Evert "Eddy" van der Maarel (23 February 1934 – 4 April 2021) was a Dutch ecologist. He spent most of his career as professor of ecological botany at Uppsala University in Sweden.

==Career==
Van der Maarel was born on 23 February 1934 in Amsterdam. He studied biology at the University of Amsterdam between 1951 and 1959. Between 1962 and 1968 he worked at the institute of botany of Utrecht University and later at the institute of plant ecology of the University of Groningen. Van der Maarel obtained his PhD at Utrecht University in 1966 with a dissertation titled : "Over vegetatiestructuren, -relaties en -systemen in het bijzonder in de duingraslanden van Voorne". Between 1968 and 1981 he was a lecturer of geobotany at the Catholic University Nijmegen. From 1981 to 1999 van de Maarel was a professor of ecological botany at Uppsala University. From 1995 to 1999 he was the Gerard Baerends professor at the University of Groningen. He retired in 1999. He died on 4 April 2021.

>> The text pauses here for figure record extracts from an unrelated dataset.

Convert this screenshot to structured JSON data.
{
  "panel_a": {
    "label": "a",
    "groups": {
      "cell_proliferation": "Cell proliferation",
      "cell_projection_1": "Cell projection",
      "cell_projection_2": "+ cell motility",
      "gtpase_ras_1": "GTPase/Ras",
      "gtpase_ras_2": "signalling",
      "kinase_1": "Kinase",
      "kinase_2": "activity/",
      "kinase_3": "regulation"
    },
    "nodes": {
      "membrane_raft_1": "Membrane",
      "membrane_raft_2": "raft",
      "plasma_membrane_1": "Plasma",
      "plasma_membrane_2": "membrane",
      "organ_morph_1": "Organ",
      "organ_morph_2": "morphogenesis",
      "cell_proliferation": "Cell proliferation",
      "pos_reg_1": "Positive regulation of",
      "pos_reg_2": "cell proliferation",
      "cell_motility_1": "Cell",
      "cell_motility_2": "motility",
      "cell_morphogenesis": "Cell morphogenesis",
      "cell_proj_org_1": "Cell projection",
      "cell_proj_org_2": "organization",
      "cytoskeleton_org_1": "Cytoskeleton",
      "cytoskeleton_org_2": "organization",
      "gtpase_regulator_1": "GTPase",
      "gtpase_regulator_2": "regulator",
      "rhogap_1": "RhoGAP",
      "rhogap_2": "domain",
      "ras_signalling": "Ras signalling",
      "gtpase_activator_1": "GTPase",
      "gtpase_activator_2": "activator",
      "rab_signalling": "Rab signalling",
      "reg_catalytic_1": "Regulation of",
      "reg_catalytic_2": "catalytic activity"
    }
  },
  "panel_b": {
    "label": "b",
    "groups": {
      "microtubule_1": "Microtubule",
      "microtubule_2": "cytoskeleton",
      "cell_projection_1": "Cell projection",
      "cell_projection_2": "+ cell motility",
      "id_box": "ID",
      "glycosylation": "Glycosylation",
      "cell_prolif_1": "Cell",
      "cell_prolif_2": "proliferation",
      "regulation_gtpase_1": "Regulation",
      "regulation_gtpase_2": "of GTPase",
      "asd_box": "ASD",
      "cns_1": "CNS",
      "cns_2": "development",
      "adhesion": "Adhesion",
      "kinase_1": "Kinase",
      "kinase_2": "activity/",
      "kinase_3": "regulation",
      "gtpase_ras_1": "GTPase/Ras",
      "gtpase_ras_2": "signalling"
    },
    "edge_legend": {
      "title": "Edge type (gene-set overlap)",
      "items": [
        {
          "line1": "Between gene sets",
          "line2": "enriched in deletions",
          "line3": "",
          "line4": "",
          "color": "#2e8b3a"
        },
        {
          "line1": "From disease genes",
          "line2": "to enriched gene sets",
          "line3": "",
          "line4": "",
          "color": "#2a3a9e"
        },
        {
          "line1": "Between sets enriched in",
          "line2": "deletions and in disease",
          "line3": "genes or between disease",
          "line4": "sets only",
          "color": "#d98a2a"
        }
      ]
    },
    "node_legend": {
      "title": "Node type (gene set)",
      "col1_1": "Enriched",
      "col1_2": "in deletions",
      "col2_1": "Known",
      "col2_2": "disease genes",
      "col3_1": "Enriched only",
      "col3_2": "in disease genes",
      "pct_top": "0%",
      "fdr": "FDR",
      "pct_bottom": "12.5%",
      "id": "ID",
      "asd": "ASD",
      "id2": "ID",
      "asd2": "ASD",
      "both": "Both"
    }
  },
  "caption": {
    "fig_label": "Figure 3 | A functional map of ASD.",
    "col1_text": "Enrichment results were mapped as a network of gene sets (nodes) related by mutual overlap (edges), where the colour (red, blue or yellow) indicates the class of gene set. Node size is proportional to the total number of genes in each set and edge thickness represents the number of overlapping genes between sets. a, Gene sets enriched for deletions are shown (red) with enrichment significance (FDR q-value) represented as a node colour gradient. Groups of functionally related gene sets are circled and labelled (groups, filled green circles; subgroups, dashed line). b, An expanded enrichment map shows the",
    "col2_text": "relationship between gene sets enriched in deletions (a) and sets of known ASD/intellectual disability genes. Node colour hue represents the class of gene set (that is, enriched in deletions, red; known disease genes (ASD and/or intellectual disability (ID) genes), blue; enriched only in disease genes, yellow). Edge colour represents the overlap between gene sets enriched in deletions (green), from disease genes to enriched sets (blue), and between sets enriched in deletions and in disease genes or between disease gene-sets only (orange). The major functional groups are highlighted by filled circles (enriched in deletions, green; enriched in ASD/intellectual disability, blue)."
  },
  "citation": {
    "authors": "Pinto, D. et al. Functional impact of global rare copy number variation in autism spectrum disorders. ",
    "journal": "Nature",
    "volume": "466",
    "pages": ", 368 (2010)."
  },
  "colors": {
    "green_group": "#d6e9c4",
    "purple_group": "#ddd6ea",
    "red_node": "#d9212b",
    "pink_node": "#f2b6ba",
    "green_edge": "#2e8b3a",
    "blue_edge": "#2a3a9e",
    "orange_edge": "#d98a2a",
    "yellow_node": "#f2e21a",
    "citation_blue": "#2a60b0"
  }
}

He was the founder of the Journal of Vegetation Science and Applied Vegetation Science.

==Honours and awards==
Van der Maarel was elected a corresponding member of the Royal Netherlands Academy of Arts and Sciences in 1986. He became a fellow of the Royal Physiographic Society in Lund in 1991.

He was elected a foreign member of the Royal Swedish Academy of Sciences in the group of biosciences and was an Honorary Member of the International Association for Vegetation Science.

== Personal life ==
Text: Van der Maarel was married to Marijke van der Maarel; they had three children: Marius, Joost, and Annette.